Il futuro ci attende, oh sì: lo abbiamo già detto. Resta in agguato: al varco stesso della nostra follia. E dietro all’angolo, in questo caso, ci sono incubi di metallo e carne e sangue. Ma non solo. In un mondo dove imperano i residui malati, ricambi di tessuti morti e computer in decomposizione, anche il nemico si trasforma, muta. Diventa altro. E la metafora può diventare costruttiva e distruttiva, azioni spesso coincidenti, mostrandoci un’ipotesi, un punto di vista. Ricordare come se fosse domani, certo.
 
La visione  di Tonani si presenta con i pixel accentuati di una telemetria variabile, punti di collimazione lineare e zoomate veloci, gli occhi artificiali di un robot nel corpo di un cadavere. Una delle icone più importanti e significative dell’immaginario horror del ventesimo secolo, il mostro dei mostri, proletario e rivoluzionario è senz’altro lo zombi, il morto vivente, con buona pace di serial tv come Walking dead e le rimembranze romeriane, le metafore si esplicano prepotenti, la marcescenza interiore che ormai sembra spettarci di diritto, l’autolisi che infetta la nostra libera (?) società dei consumi, cadaverica e fintamente opulenta… Morti che camminano troppo lenti ma che riescono sempre a raggiungerci per divorarci tutti… Viventi e morenti come le nostre anime.
 
Poi esiste quella  branca (branchia?) della Science Fiction cinematografica che descrive le gesta di androidi e replicanti, robot di metallo liquido o peggio. Con il buon Schwarzenegger, a proposito di vecchi ricordi: nel cartellone pubblicitario che impugna la semiautomatica Colt 45 con canna di 10 pollici e ci fissa con quell’occhio rosso e graduato come di un mirino telescopico, giubbotto di pelle e cipiglio da brutto canchero. Ecco: proviamo a unire tutto ciò e immaginiamoci…
 
 “…Cadaveri restituiti alla vita da un sofisticato microchip in grado di ripristinare e mantenere in efficienza un metabolismo elementare…”
 
Poi inseriamo il prodotto di risulta dentro un contesto allucinato da guerra eterna che dura segretamente da anni e che continua nel terzo millennio avanzato.
 
 “…Erano i soldati che ogni esercito avrebbe desiderato: infaticabili, efficienti, privi di moralità, solidali l’uno con l’altro. Ma soprattutto insensibili alla morte. Perché già morti. La mossa e la contromossa, la tattica e la strategia, l’azione e la reazione..”
 
Mescoliamo e agitiamo con forza, of course. Quello che ne esce è un appassionante prodotto ibrido fra gli ibridi, assolutamente originale. Fortissimamente WAR – parafrasando il termine guerra – la traduzione di una sigla che definisce perfettamente la creatura in oggetto/soggetto, lo zombi soldato e automa, macchine in un abito di carne morta, così come l’ulteriore evoluzione in progress dei Poliarmoidi: palline di osso ambulanti letali quanto grottesche. Weapon Androids Robots per servirvi amici vicini e  lontani!
 
 “…budini ambulanti, trattenuti dalle zip delle loro tute da combattimento…”

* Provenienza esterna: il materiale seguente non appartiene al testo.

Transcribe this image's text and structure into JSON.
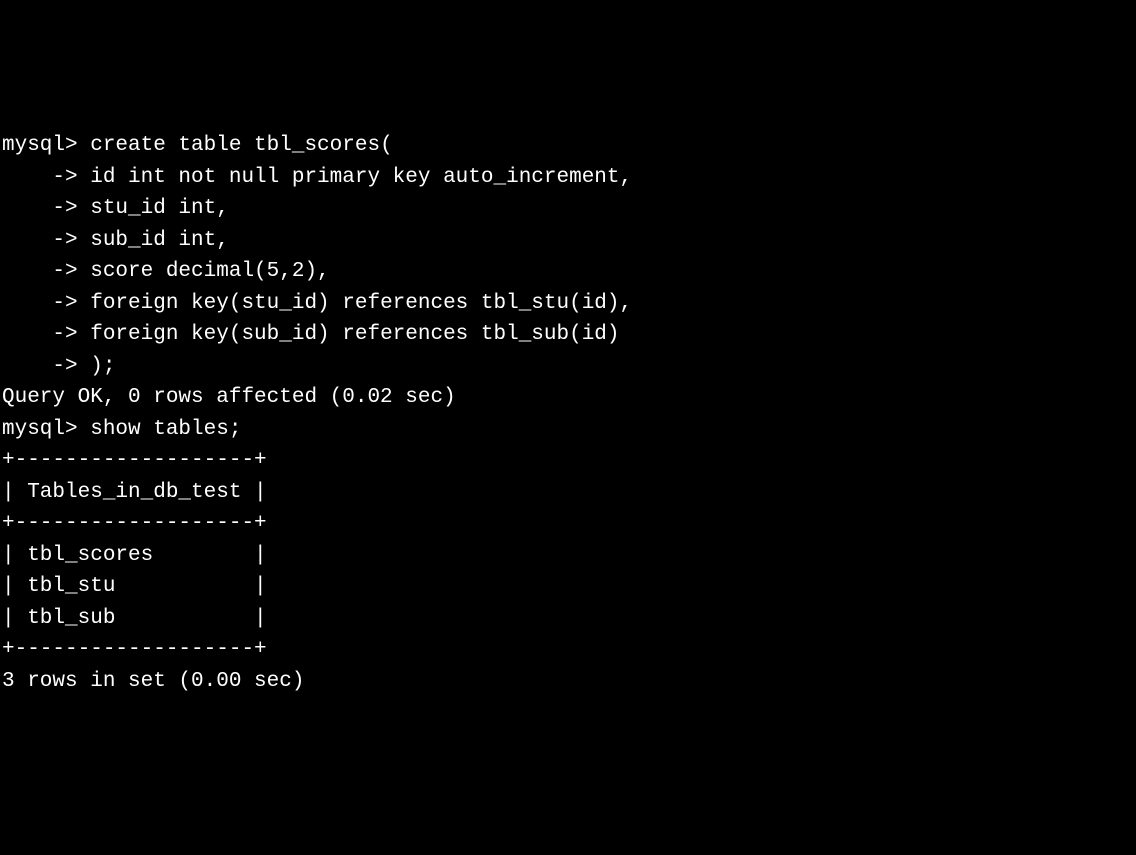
{
  "terminal": {
    "prompt_main": "mysql> ",
    "prompt_cont": "    -> ",
    "command1_lines": [
      "create table tbl_scores(",
      "id int not null primary key auto_increment,",
      "stu_id int,",
      "sub_id int,",
      "score decimal(5,2),",
      "foreign key(stu_id) references tbl_stu(id),",
      "foreign key(sub_id) references tbl_sub(id)",
      ");"
    ],
    "result1": "Query OK, 0 rows affected (0.02 sec)",
    "blank": "",
    "command2": "show tables;",
    "table_border": "+-------------------+",
    "table_header": "| Tables_in_db_test |",
    "table_rows": [
      "| tbl_scores        |",
      "| tbl_stu           |",
      "| tbl_sub           |"
    ],
    "result2": "3 rows in set (0.00 sec)"
  }
}
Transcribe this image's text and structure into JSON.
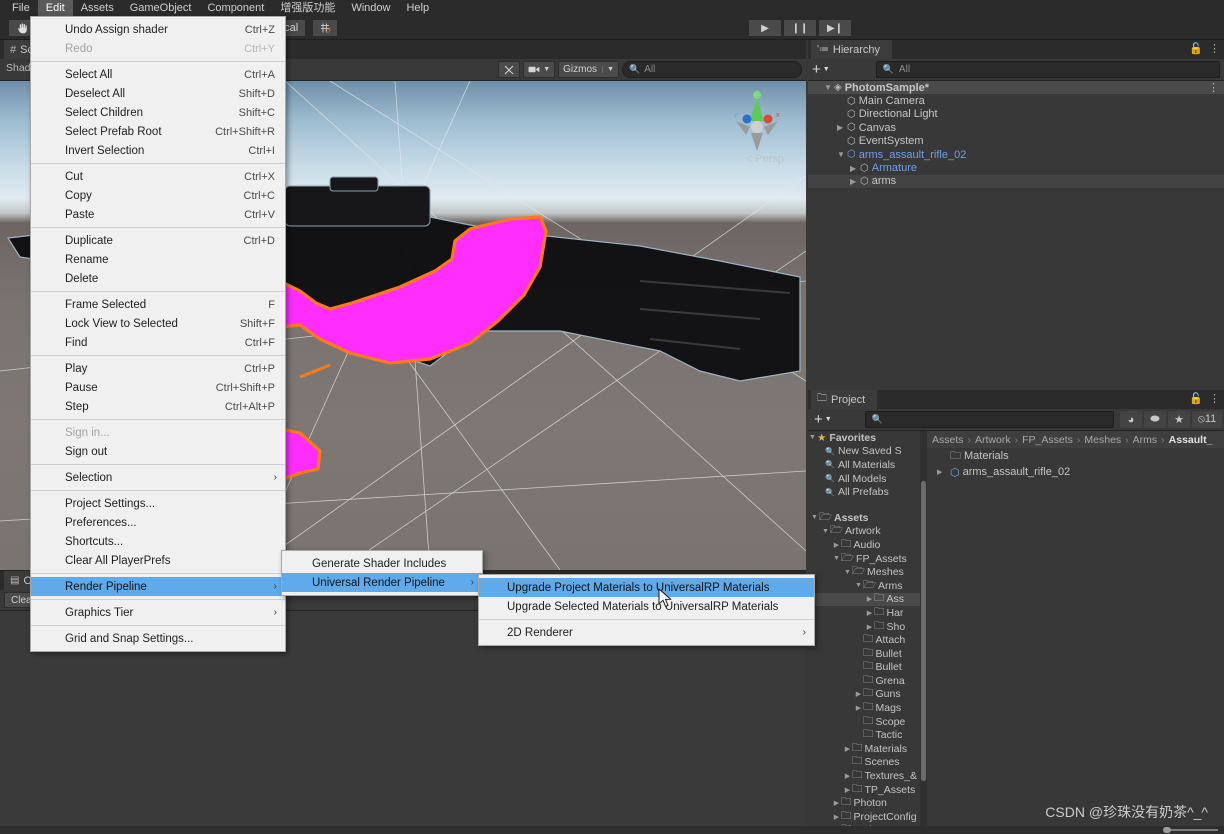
{
  "app": {
    "title": "Unity Editor"
  },
  "menubar": {
    "items": [
      {
        "label": "File",
        "active": false
      },
      {
        "label": "Edit",
        "active": true
      },
      {
        "label": "Assets",
        "active": false
      },
      {
        "label": "GameObject",
        "active": false
      },
      {
        "label": "Component",
        "active": false
      },
      {
        "label": "增强版功能",
        "active": false
      },
      {
        "label": "Window",
        "active": false
      },
      {
        "label": "Help",
        "active": false
      }
    ]
  },
  "toolbar": {
    "hand_tool_icon": "hand-icon",
    "pivot_mode_label": "Local",
    "grid_snap_icon": "grid-snap-icon",
    "play_label": "▶",
    "pause_label": "❙❙",
    "step_label": "▶❙"
  },
  "scene_view": {
    "tab_label": "Scene",
    "tab_icon": "scene-icon",
    "shading_label": "Shad",
    "tools_icon": "tools-icon",
    "camera_icon": "scene-camera-icon",
    "gizmos_label": "Gizmos",
    "search_placeholder": "All",
    "search_icon": "search-icon",
    "persp_label": "Persp",
    "gizmo_axes": [
      "x",
      "y",
      "z"
    ]
  },
  "console": {
    "tab_label": "Console",
    "tab_icon": "console-icon",
    "clear_label": "Clear"
  },
  "hierarchy": {
    "tab_label": "Hierarchy",
    "tab_icon": "hierarchy-icon",
    "lock_icon": "lock-icon",
    "menu_icon": "kebab-menu-icon",
    "add_label": "+",
    "search_placeholder": "All",
    "search_icon": "search-icon",
    "rows": [
      {
        "label": "PhotomSample*",
        "indent": 0,
        "tri": "▼",
        "icon": "scene-asset-icon",
        "state": "root",
        "blue": false
      },
      {
        "label": "Main Camera",
        "indent": 1,
        "tri": "",
        "icon": "gameobject-icon",
        "state": "",
        "blue": false
      },
      {
        "label": "Directional Light",
        "indent": 1,
        "tri": "",
        "icon": "gameobject-icon",
        "state": "",
        "blue": false
      },
      {
        "label": "Canvas",
        "indent": 1,
        "tri": "▶",
        "icon": "gameobject-icon",
        "state": "",
        "blue": false
      },
      {
        "label": "EventSystem",
        "indent": 1,
        "tri": "",
        "icon": "gameobject-icon",
        "state": "",
        "blue": false
      },
      {
        "label": "arms_assault_rifle_02",
        "indent": 1,
        "tri": "▼",
        "icon": "prefab-icon",
        "state": "",
        "blue": true
      },
      {
        "label": "Armature",
        "indent": 2,
        "tri": "▶",
        "icon": "gameobject-icon",
        "state": "",
        "blue": true
      },
      {
        "label": "arms",
        "indent": 2,
        "tri": "▶",
        "icon": "gameobject-icon",
        "state": "selected",
        "blue": false
      }
    ]
  },
  "project": {
    "tab_label": "Project",
    "tab_icon": "folder-icon",
    "lock_icon": "lock-icon",
    "menu_icon": "kebab-menu-icon",
    "add_label": "+",
    "search_placeholder": "",
    "search_icon": "search-icon",
    "filter_buttons": [
      {
        "name": "search-by-type-icon",
        "glyph": "◕"
      },
      {
        "name": "search-by-label-icon",
        "glyph": "⬬"
      },
      {
        "name": "favorites-star-icon",
        "glyph": "★"
      },
      {
        "name": "hidden-packages-icon",
        "glyph": "⦸11"
      }
    ],
    "favorites": {
      "label": "Favorites",
      "star_icon": "star-icon",
      "items": [
        {
          "label": "New Saved S",
          "icon": "search-icon"
        },
        {
          "label": "All Materials",
          "icon": "search-icon"
        },
        {
          "label": "All Models",
          "icon": "search-icon"
        },
        {
          "label": "All Prefabs",
          "icon": "search-icon"
        }
      ]
    },
    "tree": [
      {
        "label": "Assets",
        "indent": 0,
        "tri": "▼",
        "hl": false
      },
      {
        "label": "Artwork",
        "indent": 1,
        "tri": "▼",
        "hl": false
      },
      {
        "label": "Audio",
        "indent": 2,
        "tri": "▶",
        "hl": false
      },
      {
        "label": "FP_Assets",
        "indent": 2,
        "tri": "▼",
        "hl": false
      },
      {
        "label": "Meshes",
        "indent": 3,
        "tri": "▼",
        "hl": false
      },
      {
        "label": "Arms",
        "indent": 4,
        "tri": "▼",
        "hl": false
      },
      {
        "label": "Ass",
        "indent": 5,
        "tri": "▶",
        "hl": true
      },
      {
        "label": "Har",
        "indent": 5,
        "tri": "▶",
        "hl": false
      },
      {
        "label": "Sho",
        "indent": 5,
        "tri": "▶",
        "hl": false
      },
      {
        "label": "Attach",
        "indent": 4,
        "tri": "",
        "hl": false
      },
      {
        "label": "Bullet",
        "indent": 4,
        "tri": "",
        "hl": false
      },
      {
        "label": "Bullet",
        "indent": 4,
        "tri": "",
        "hl": false
      },
      {
        "label": "Grena",
        "indent": 4,
        "tri": "",
        "hl": false
      },
      {
        "label": "Guns",
        "indent": 4,
        "tri": "▶",
        "hl": false
      },
      {
        "label": "Mags",
        "indent": 4,
        "tri": "▶",
        "hl": false
      },
      {
        "label": "Scope",
        "indent": 4,
        "tri": "",
        "hl": false
      },
      {
        "label": "Tactic",
        "indent": 4,
        "tri": "",
        "hl": false
      },
      {
        "label": "Materials",
        "indent": 3,
        "tri": "▶",
        "hl": false
      },
      {
        "label": "Scenes",
        "indent": 3,
        "tri": "",
        "hl": false
      },
      {
        "label": "Textures_&",
        "indent": 3,
        "tri": "▶",
        "hl": false
      },
      {
        "label": "TP_Assets",
        "indent": 3,
        "tri": "▶",
        "hl": false
      },
      {
        "label": "Photon",
        "indent": 2,
        "tri": "▶",
        "hl": false
      },
      {
        "label": "ProjectConfig",
        "indent": 2,
        "tri": "▶",
        "hl": false
      },
      {
        "label": "Scripts",
        "indent": 2,
        "tri": "",
        "hl": false
      }
    ],
    "breadcrumb": [
      "Assets",
      "Artwork",
      "FP_Assets",
      "Meshes",
      "Arms",
      "Assault_"
    ],
    "contents": [
      {
        "label": "Materials",
        "icon": "folder-icon",
        "tri": ""
      },
      {
        "label": "arms_assault_rifle_02",
        "icon": "prefab-icon",
        "tri": "▶"
      }
    ]
  },
  "edit_menu": {
    "items": [
      {
        "label": "Undo Assign shader",
        "shortcut": "Ctrl+Z",
        "type": "item",
        "disabled": false
      },
      {
        "label": "Redo",
        "shortcut": "Ctrl+Y",
        "type": "item",
        "disabled": true
      },
      {
        "type": "sep"
      },
      {
        "label": "Select All",
        "shortcut": "Ctrl+A",
        "type": "item",
        "disabled": false
      },
      {
        "label": "Deselect All",
        "shortcut": "Shift+D",
        "type": "item",
        "disabled": false
      },
      {
        "label": "Select Children",
        "shortcut": "Shift+C",
        "type": "item",
        "disabled": false
      },
      {
        "label": "Select Prefab Root",
        "shortcut": "Ctrl+Shift+R",
        "type": "item",
        "disabled": false
      },
      {
        "label": "Invert Selection",
        "shortcut": "Ctrl+I",
        "type": "item",
        "disabled": false
      },
      {
        "type": "sep"
      },
      {
        "label": "Cut",
        "shortcut": "Ctrl+X",
        "type": "item",
        "disabled": false
      },
      {
        "label": "Copy",
        "shortcut": "Ctrl+C",
        "type": "item",
        "disabled": false
      },
      {
        "label": "Paste",
        "shortcut": "Ctrl+V",
        "type": "item",
        "disabled": false
      },
      {
        "type": "sep"
      },
      {
        "label": "Duplicate",
        "shortcut": "Ctrl+D",
        "type": "item",
        "disabled": false
      },
      {
        "label": "Rename",
        "shortcut": "",
        "type": "item",
        "disabled": false
      },
      {
        "label": "Delete",
        "shortcut": "",
        "type": "item",
        "disabled": false
      },
      {
        "type": "sep"
      },
      {
        "label": "Frame Selected",
        "shortcut": "F",
        "type": "item",
        "disabled": false
      },
      {
        "label": "Lock View to Selected",
        "shortcut": "Shift+F",
        "type": "item",
        "disabled": false
      },
      {
        "label": "Find",
        "shortcut": "Ctrl+F",
        "type": "item",
        "disabled": false
      },
      {
        "type": "sep"
      },
      {
        "label": "Play",
        "shortcut": "Ctrl+P",
        "type": "item",
        "disabled": false
      },
      {
        "label": "Pause",
        "shortcut": "Ctrl+Shift+P",
        "type": "item",
        "disabled": false
      },
      {
        "label": "Step",
        "shortcut": "Ctrl+Alt+P",
        "type": "item",
        "disabled": false
      },
      {
        "type": "sep"
      },
      {
        "label": "Sign in...",
        "shortcut": "",
        "type": "item",
        "disabled": true
      },
      {
        "label": "Sign out",
        "shortcut": "",
        "type": "item",
        "disabled": false
      },
      {
        "type": "sep"
      },
      {
        "label": "Selection",
        "shortcut": "",
        "type": "submenu",
        "disabled": false
      },
      {
        "type": "sep"
      },
      {
        "label": "Project Settings...",
        "shortcut": "",
        "type": "item",
        "disabled": false
      },
      {
        "label": "Preferences...",
        "shortcut": "",
        "type": "item",
        "disabled": false
      },
      {
        "label": "Shortcuts...",
        "shortcut": "",
        "type": "item",
        "disabled": false
      },
      {
        "label": "Clear All PlayerPrefs",
        "shortcut": "",
        "type": "item",
        "disabled": false
      },
      {
        "type": "sep"
      },
      {
        "label": "Render Pipeline",
        "shortcut": "",
        "type": "submenu",
        "disabled": false,
        "highlighted": true
      },
      {
        "type": "sep"
      },
      {
        "label": "Graphics Tier",
        "shortcut": "",
        "type": "submenu",
        "disabled": false
      },
      {
        "type": "sep"
      },
      {
        "label": "Grid and Snap Settings...",
        "shortcut": "",
        "type": "item",
        "disabled": false
      }
    ]
  },
  "render_pipeline_menu": {
    "items": [
      {
        "label": "Generate Shader Includes",
        "type": "item",
        "highlighted": false
      },
      {
        "label": "Universal Render Pipeline",
        "type": "submenu",
        "highlighted": true
      }
    ]
  },
  "urp_menu": {
    "items": [
      {
        "label": "Upgrade Project Materials to UniversalRP Materials",
        "type": "item",
        "highlighted": true
      },
      {
        "label": "Upgrade Selected Materials to UniversalRP Materials",
        "type": "item",
        "highlighted": false
      },
      {
        "type": "sep"
      },
      {
        "label": "2D Renderer",
        "type": "submenu",
        "highlighted": false
      }
    ]
  },
  "watermark": {
    "text": "CSDN @珍珠没有奶茶^_^"
  },
  "colors": {
    "menu_highlight": "#5eaaeb",
    "selection_outline": "#ff7a18",
    "missing_material": "#ff2dff",
    "panel_bg": "#383838",
    "toolbar_bg": "#2b2b2b"
  }
}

“…Torrette multiple scolpite nell’osso e robuste zampette da pollo piene di snodi e articolazioni…”
 
Conservare umanità in tutto ciò, e restare comunque fedeli e avvinti alle emozioni di compassione e dignità è la sfida successiva. Alla fine il cuore resta sempre lì a battere, anche dentro un guscio di metallo o altro. Un vagito di speranza forse. Magari un grido. Un urlo straziante che ci assorda e ci sveglia. Così possiamo ripensare al futuro, immaginarlo come se fosse un ricordo. Con un groppo alla gola. E alzare calici pieni fino all’orlo di pezzi di ricambio, tessuti molli, pelle, mucose, cartilagini, sangue ossigenato e brindare all’uomo del domani, (tra)passato da morire. Al limite tirare lo sciacquone…
 
 “Alla faccia degli ideali di gloria, la Patria, la Bandiera per lasciare posto alle frattaglie: hamburger di intestini, ragù di schegge, carne da macello…”
Alla fine resterà solo un applauso scrosciante.
 
In onore al merito, per questo autore: Dario Tonani, straordinario veggente, terminator della malinconia.